La direction de Baoshida Swissmetal et l’industriel André Rezzonico lancent un vibrant appel à la China Developement Bank: elle doit enfin lever les gages – illicites – qu’elle détient sur les terrains et immeubles de l’usine de Reconvilier pour permettre de sauver l’entreprise.
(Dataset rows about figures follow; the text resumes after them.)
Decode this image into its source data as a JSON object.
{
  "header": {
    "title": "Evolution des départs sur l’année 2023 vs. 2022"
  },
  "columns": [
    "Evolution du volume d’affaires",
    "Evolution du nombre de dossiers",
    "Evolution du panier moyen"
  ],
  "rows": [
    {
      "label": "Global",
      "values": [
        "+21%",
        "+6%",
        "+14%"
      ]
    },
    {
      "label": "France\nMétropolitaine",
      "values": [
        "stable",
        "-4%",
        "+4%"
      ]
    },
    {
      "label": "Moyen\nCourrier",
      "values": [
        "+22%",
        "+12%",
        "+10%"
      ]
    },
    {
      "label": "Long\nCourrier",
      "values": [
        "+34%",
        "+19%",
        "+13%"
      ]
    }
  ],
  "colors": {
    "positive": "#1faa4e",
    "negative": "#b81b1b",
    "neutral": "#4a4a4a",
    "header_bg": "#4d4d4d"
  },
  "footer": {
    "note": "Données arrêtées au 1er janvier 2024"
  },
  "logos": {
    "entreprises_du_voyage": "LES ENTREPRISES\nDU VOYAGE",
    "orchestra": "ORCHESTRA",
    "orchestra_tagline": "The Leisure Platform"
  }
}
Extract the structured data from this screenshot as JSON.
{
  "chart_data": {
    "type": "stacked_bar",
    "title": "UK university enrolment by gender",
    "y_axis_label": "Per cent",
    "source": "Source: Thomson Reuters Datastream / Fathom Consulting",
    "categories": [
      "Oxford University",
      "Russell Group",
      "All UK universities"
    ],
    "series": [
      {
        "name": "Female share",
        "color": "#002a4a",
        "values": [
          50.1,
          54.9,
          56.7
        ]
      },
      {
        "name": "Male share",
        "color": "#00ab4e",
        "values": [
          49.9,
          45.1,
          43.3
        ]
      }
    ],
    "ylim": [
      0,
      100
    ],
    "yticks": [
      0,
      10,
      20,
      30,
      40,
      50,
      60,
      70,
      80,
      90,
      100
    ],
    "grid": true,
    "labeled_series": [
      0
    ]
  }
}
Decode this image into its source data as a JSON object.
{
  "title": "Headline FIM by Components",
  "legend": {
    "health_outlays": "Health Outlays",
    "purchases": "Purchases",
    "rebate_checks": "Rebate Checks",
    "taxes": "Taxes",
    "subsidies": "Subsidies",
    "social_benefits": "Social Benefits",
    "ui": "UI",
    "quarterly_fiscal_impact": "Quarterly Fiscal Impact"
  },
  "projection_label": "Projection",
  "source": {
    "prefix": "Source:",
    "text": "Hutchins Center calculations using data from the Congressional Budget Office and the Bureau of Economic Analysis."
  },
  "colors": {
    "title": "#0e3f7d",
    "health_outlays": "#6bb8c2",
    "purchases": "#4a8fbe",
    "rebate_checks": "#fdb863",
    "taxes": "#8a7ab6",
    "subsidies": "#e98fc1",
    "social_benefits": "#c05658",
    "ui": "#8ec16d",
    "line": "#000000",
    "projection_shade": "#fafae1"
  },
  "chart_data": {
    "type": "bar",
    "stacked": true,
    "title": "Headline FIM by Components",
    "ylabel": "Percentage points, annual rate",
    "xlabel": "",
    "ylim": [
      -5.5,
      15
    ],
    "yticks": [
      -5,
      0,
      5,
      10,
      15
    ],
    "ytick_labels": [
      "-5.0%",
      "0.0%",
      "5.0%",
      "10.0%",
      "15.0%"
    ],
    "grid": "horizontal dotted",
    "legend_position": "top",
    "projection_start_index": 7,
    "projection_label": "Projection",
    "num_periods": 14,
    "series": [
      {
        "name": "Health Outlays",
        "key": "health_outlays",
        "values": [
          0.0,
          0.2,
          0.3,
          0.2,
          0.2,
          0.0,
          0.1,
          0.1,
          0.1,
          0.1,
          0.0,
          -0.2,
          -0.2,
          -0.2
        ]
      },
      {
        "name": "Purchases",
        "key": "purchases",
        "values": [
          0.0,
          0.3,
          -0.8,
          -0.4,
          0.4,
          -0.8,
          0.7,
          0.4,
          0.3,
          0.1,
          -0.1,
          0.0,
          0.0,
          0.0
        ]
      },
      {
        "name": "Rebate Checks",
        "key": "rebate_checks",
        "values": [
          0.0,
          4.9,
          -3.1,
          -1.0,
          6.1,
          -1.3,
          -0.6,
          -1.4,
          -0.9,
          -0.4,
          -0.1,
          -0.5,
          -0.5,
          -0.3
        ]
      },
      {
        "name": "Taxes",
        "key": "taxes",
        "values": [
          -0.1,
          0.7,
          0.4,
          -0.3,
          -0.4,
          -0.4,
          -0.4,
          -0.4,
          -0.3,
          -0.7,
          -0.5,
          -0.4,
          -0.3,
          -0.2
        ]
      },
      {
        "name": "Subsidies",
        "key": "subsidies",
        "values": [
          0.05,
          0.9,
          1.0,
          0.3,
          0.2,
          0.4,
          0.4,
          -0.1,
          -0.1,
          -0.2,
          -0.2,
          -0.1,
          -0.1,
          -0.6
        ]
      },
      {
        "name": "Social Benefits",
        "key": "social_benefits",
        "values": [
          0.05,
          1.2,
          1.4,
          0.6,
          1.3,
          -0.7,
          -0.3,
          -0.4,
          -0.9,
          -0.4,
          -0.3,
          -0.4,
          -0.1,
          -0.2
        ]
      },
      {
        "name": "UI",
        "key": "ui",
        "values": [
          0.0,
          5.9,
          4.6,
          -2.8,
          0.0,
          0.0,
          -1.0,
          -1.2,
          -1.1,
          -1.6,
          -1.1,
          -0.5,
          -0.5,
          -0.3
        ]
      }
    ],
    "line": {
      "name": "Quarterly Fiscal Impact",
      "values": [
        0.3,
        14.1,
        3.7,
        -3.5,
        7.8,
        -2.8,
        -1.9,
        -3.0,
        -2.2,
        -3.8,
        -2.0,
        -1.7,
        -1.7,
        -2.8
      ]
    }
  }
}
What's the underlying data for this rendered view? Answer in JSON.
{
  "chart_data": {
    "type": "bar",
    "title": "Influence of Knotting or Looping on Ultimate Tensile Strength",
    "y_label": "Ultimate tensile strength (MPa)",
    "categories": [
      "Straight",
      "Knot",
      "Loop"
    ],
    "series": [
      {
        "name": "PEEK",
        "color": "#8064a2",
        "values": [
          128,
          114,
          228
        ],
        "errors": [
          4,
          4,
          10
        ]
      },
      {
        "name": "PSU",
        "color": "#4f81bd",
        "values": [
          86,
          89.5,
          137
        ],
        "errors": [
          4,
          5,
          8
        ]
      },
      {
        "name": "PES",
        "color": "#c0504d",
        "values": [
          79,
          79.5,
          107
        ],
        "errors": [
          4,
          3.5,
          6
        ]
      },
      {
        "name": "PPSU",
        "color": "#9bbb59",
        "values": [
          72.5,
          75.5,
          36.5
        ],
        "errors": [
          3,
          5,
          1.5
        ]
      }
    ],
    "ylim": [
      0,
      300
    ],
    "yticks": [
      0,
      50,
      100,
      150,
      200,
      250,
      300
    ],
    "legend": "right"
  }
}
André Rezzonico (2e depuis la gauche), avec l’équipe de direction de Baoshida Swissmetal (de g. à dr.): Thomas Chicoine, Claudio Penna, Giulio Caccioppoli, et Jean-Marc Juen. Stéphane Gerber

Par Philippe Oudot

La pression continue de monter sur la China Development Bank (CDB), qui refuse toujours de lever les gages qu’elle détient sur les bâtiments et les terrains de l’usine Baoshida Swissmetal, à Reconvilier (voir ci-dessous). Une levée indispensable pour permettre le rachat des actifs et le sauvetage de l’entreprise, en sursis concordataire. C’est ce qu’ont martelé hier André Rezzonico, président de Swiss Team, la société qui veut racheter les actifs de Baoshida Swissmetal, et son CEOClaudio Penna au cours d’une conférence de presse tenue dans les locaux de l’usine. Ce dernier était accompagné de son équipe de direction – Thomas Chicoine (ventes), Giulio Caccioppoli (production) et Jean-Marc Juen (qualité).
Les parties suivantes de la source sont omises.